5. With the mixer on low, add eggs, one at a time and beat 20 seconds after each addition. Mix the buttermilk with the vanilla extract. With the mixer still on low speed, add flour mixture in 3 portions, alternating with the buttermilk mixture, starting and stopping with the flour mixture. Scrape the bowl and increase speed to medium and beat 1 to 1-1/2 minutes. Scrape into the prepared pan and lightly smooth the top. Remember to get every last bit from the bowl with a rubber spatula. The pan should be about ½-full.
6. Bake the cake for 60 minutes or until the cake springs back when lightly touched in the center. If using a tube pan, press the cake in between the walls of the pan and the central tube. Take from the oven to a wire cake rack and let sit for 10 minutes. Loosen the sides with a small metal spatula or sharp knife. Invert onto greased rack and place upright to cool completely.
7. Meanwhile, prepare icing: with a mixer on low, beat together butter. Add vanilla, sugar and then enough milk to make a slow, pourable icing. Cover.
Assembly: When cake has cooled, put on a wire cake rack set over a piece of waxed or parchment paper. Pour icing over top. Sprinkle on top with toasted almond slices.

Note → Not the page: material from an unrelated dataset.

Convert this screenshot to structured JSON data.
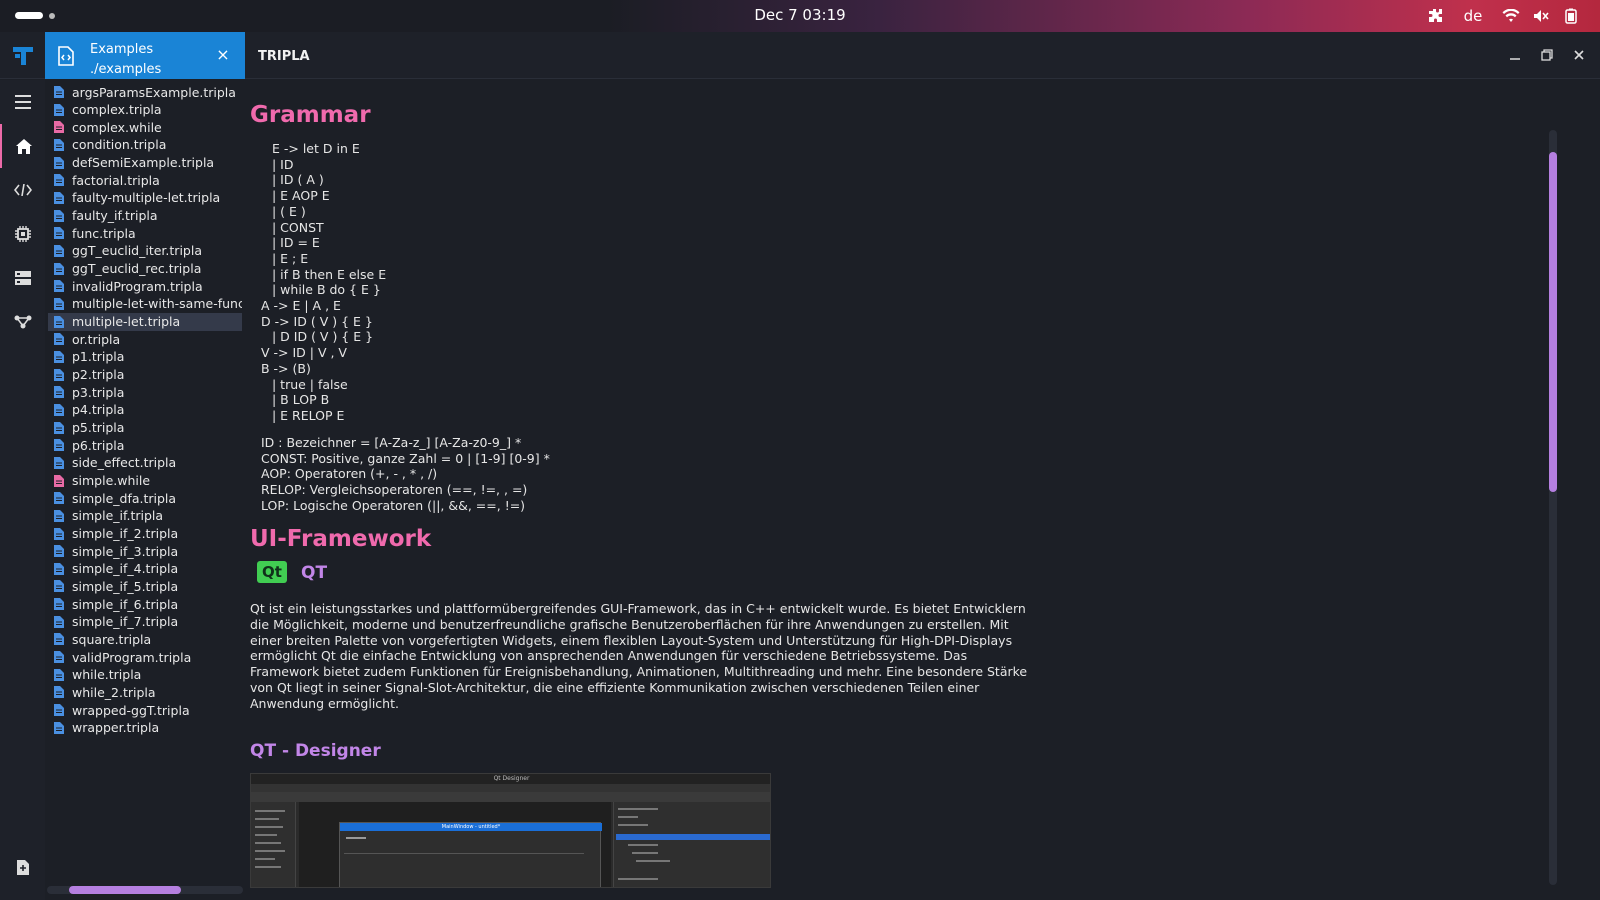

Let icing set, about 10 – 15 minutes and serve.
Store frosted cake at room temperature under an inverted glass bowl or cake keeper for about 5 days. If you want to keep your unfrosted cake layer longer, freeze it. If frosted, place cake in the freezer to harden the frosting before covering. Wrap the cake in plastic wrap and then in foil. Place inside of a resealable plastic bag. Keeps for 2 – 3 months. Icing keeps for two weeks at room temperature, but best used when just made. Whip before using.
QUESTION: The frosting has milk in it, so is it safe to store at room temperature rather than refrigerating?
SARAH SAYS: The sugar in the recipe acts as a preservative for the milk. It only works in most high sugar frostings.
Instead of a pourable icing a Confectioner’s Sugar Glaze works just as well. Combine: 1-1/4 cups confectioner’s sugar and 3 tablespoons milk.
Fold in 1/2 cup blueberries after mixing.